Ms Greiner acknowledges her recommendations are likely to face resistance from some within the Catholic education system.
"I am aware that much of what appears in this report is likely to meet with objection for a number of reasons," she said.
The report also notes "profoundly different" views about academic performance across schools "a fact which must be of concern to the Bishops".
"All dioceses would assert that they provide a high standard of education," Ms Greiner said.
"However, I could not identify any common criteria that was broadly accepted and by which all dioceses could be compared and measured."
Gonski Review panel member Kathryn Greiner says it would be a "disaster" if the Senate voted down the Turnbull government's new school funding model, making her the second panellist in two days to throw their support behind the changes.
On Tuesday, former NSW and South Australian department of education boss Ken Boston said Parliament was on the "threshold of a new deal of historic national importance" and it would be a "tragedy" if the opportunity were allowed to pass.
Education Minister Simon Birmingham and Senate kingmaker Nick Xenophon seized upon Dr Boston's comments as evidence the current funding system needs to be overhauled.
Ms Greiner, who recently conducted an internal review of the NSW Catholic school system, told Fairfax Media: "I agree 100 per cent with what Ken said - it would be a disaster for Australian education if this doesn't pass.
"This is the first time a government in this country has drawn a line in the sand, removed the funding anomalies and got everybody on the same page."
She praised the government for cutting funding to private schools - including her alma mater, elite Sydney girls school Loreto Kirribilli - deemed significantly over-funded according to the needs-based formula.
"The Labor Party deserve credit for setting up the Gonski Review but they squibbed it when they said no school would lose any funding," she said.
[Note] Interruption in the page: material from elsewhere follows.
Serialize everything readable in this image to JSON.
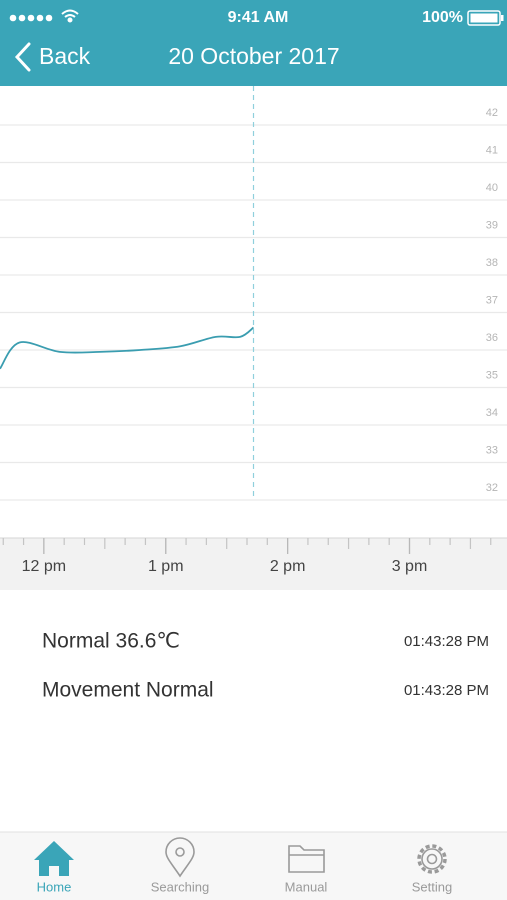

"Gonski 2.0 delivers what the Gonski report wanted: an accountable, transparent, equitable, sector-blind funding formula."
Last year, Ms Greiner conducted a review of Catholic school governance and funding for the NSW and ACT bishops that questioned the practice of redistributing funding from poor dioceses to more popular schools.
She said the Catholic sector should end its campaign against the government and instead tackle the "enormous waste" in its administrative structures.
"It is a disgrace that this has been allowed to go on so long," she said of the 11 separate Catholic school authorities in NSW.
"A lot of money is being spent on administration that should go to children who need it.
"The Catholic sector has been on thin ice for a long time."
Ms Greiner served as a Liberal-aligned member of Sydney City Council for almost a decade and has sat on many company and non-profit boards.
Senator Birmingham said: "It's an indictment on [Opposition Leader] Bill Shorten to have the likes of Ken Boston out there saying this is fair, needs-based funding and the legislation should pass yet Labor continues to stand against it."
Senator Xenophon said: "I like to think that with some sensible compromises we can get this through because this is an increase in funding."